New rights and obligations related to ”connected products” and online services becoming applicable as of September.
What is it about?
The EU Data Act ((EU) 2023/2854) (“Data Act”) entered into force on January 11th 2024 with applicability as of September 2025. The Data Act is, together with the Data Governance Act and, the significantly more well-known General Data Protection Regulation (“GDPR”), key pillars of the “European Data Strategy”. The Data Act provides for new rights for both businesses and consumers to access data they generate using “connected products”.
A “connected product” means, in the context of the Data Act, “an item that obtains, generates or collects data concerning its use or environment and that is able to communicate product data via an electronic communications service, physical connection or on-device access, and whose primary function is not the storing, processing or transmission of data on behalf of any party other than the user”. In other words, this means your technical devices having an online connection that collects, stores and shares (whether you are aware of it or not) data that is generated by your use of said device.
This type of data, which may or may not include personal data, has previously been somewhat of a grey area with respect to the GDPR and it has been notoriously difficult for users to gain access to this data, or even understand WHAT data is being generated and HO it is being used. The Data Act aims at addressing this and to promote sharing and innovation by allowing for such data to be more easily shared between devices and service providers.
How does it affect your business?
The Data Act grants both businesses and consumers the right to access, use and share data generated through their use of connected products. I’m currently working on an assignment within the car industry and as an example, the Data Act becomes relevant in relation to connected vehicle data. Cars today collect, store and use massive amounts of user and vehicle data, for example location data, data about your vehicle’s health and need for service, data about incidents your vehicle is involved in and much more. Under the Data Act, “Data Holders”, in this example the manufacturer of the vehicles who control the data, must ensure that the connected data is made available upon request, either directly to the user or to a third party designated by the user. This means that the vehicle itself and all its supporting systems must be designed to support this data access and sharing.
It is easy to see that complying with the Data Act can be challenging, depending on the level of preparedness by the organization and the connected products. And importantly, the Data Act goes above and beyond any requirements already imposed by the GDPR.

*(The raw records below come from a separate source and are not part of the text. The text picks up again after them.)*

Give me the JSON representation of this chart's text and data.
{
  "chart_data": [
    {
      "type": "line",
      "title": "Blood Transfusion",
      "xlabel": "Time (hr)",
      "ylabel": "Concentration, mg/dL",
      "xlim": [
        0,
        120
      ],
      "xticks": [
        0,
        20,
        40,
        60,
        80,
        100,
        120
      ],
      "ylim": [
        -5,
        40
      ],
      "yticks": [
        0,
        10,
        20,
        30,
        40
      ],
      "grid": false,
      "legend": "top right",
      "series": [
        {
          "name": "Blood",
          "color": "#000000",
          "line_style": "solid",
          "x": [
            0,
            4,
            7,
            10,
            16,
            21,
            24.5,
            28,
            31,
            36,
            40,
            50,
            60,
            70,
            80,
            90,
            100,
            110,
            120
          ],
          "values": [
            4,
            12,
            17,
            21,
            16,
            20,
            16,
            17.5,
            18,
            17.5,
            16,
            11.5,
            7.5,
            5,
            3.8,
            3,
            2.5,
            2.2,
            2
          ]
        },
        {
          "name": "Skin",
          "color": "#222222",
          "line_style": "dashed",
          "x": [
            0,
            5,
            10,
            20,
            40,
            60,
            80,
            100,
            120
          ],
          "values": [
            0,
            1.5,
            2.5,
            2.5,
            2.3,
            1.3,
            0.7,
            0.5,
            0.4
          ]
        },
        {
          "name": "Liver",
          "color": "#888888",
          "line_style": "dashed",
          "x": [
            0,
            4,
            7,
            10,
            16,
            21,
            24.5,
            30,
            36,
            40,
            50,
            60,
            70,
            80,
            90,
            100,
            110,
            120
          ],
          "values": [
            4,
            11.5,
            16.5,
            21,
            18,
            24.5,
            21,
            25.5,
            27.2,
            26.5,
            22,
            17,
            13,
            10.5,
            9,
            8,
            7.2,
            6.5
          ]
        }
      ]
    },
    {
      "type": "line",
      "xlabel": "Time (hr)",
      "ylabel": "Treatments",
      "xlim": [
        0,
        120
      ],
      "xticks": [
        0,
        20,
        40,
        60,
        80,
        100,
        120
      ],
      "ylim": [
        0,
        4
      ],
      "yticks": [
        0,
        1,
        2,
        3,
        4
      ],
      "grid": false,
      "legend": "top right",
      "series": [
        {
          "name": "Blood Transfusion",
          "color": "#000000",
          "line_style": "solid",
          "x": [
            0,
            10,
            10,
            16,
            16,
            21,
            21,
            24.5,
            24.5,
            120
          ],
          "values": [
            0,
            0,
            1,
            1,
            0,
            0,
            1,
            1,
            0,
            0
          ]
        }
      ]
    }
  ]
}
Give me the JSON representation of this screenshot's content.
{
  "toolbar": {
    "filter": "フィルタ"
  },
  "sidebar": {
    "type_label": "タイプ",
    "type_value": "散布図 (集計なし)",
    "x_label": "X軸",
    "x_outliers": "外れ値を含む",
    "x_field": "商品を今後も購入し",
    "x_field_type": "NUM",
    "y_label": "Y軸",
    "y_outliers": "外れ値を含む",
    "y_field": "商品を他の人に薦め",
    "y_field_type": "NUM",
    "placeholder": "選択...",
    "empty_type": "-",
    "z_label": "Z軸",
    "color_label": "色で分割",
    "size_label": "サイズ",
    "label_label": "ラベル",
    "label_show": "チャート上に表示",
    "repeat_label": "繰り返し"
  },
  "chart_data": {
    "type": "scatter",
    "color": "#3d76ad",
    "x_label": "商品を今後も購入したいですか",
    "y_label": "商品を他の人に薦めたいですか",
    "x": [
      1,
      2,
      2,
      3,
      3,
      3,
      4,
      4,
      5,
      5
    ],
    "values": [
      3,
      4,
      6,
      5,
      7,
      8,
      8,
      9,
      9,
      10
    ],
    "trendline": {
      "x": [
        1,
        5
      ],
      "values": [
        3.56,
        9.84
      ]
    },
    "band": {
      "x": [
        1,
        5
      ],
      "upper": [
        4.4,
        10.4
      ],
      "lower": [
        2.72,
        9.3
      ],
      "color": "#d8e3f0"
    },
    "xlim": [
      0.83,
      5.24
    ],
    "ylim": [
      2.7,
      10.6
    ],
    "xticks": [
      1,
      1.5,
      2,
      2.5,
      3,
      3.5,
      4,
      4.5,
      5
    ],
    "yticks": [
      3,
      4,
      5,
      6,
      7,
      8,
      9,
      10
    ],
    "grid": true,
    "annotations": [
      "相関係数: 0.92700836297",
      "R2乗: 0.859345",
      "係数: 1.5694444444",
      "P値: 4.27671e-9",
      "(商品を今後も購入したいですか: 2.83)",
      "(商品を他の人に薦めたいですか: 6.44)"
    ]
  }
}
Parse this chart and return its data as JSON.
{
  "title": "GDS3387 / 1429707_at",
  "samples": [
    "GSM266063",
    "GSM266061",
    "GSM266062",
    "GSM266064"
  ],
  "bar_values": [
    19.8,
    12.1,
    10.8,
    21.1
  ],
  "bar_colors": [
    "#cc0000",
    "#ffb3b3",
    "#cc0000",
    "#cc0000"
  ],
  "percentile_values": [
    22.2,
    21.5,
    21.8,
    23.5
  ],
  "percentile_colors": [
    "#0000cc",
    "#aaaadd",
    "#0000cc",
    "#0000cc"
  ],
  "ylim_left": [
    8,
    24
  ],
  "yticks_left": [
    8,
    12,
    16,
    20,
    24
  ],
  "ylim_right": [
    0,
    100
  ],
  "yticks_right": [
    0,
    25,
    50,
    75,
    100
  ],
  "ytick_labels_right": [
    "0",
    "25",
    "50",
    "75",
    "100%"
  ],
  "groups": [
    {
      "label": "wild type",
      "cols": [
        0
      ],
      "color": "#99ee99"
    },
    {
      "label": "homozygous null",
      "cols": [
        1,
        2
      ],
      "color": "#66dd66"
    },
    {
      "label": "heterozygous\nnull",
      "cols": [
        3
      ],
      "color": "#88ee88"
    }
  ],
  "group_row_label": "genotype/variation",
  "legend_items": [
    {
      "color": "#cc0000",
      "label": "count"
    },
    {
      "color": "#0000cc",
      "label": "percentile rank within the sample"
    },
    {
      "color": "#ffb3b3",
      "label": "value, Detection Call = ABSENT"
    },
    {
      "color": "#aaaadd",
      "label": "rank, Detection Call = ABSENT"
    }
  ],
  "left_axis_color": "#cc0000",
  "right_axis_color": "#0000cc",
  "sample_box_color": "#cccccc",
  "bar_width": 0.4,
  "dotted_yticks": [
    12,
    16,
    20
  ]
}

No more “unfair contract terms”
Another key provision imposed by the Data Act aimed at promoting the fair and unbiased sharing of connected data is the prohibition of unfair contract terms. It is not uncommon for companies with a strong market position and holding massive bargaining power to impose contract terms that could be seen as unfair or skewed in relation to weaker parties such as partners or consumers. Even though determining what constitutes “unfair” contract terms is far from straightforward and clear, businesses should continuously and proactively review their terms and conditions to at least remove terms that could objectively be seen as blatantly and obviously unfair. More guidance is however needed in this respect and the Data Act imposes an obligation on the Commission to develop and introduce model clauses to help businesses comply with this obligation.
Other requirements
The Data Act furthermore introduces obligations for cloud service providers, including infrastructure-as-a-service (IaaS), platform-as-a-service (PaaS) and software-as-a-service (SaaS) companies operating within the EU or offering services to EU customers to simplify the process for users to switch providers. Finally, the Data Act introduces provisions to protect non-personal data held within the EU from access requests by third country governments. This means that entities such as cloud service providers, data intermediaries and businesses offering digital products and services will need to asses whether a foreign access request aligns with EU law and may need to challenge such requests if they are unlawful under the Data Act.
Fines
All of us familiar with the GDPR will recognize the fine and sanction mechanisms imposed by the Data Act, i.e., up to €20 million or 4% of global annual turnover, whichever is higher.
What you can do:
- Identify and map out all the processing of connected data. Your Registry of Processings mandated under the GDPR (which surely you already have in place…?) is a good place to start.
- Make sure your connected products are ready to enable data sharing as required under the Data Act. If not, assess what you need to do to modify them.
- Map out the contractual landscape, i.e. who controls the connected data, who have access to it and what contractual terms and provisions do we have in place (and are they “fair”?)
- Prepare your organization for dealing with this type of “new” requests. This might be a good opportunity to revise the (often dormant) GDPR governance structures and processes.
- Stay updated on the evolving nature of this legislation.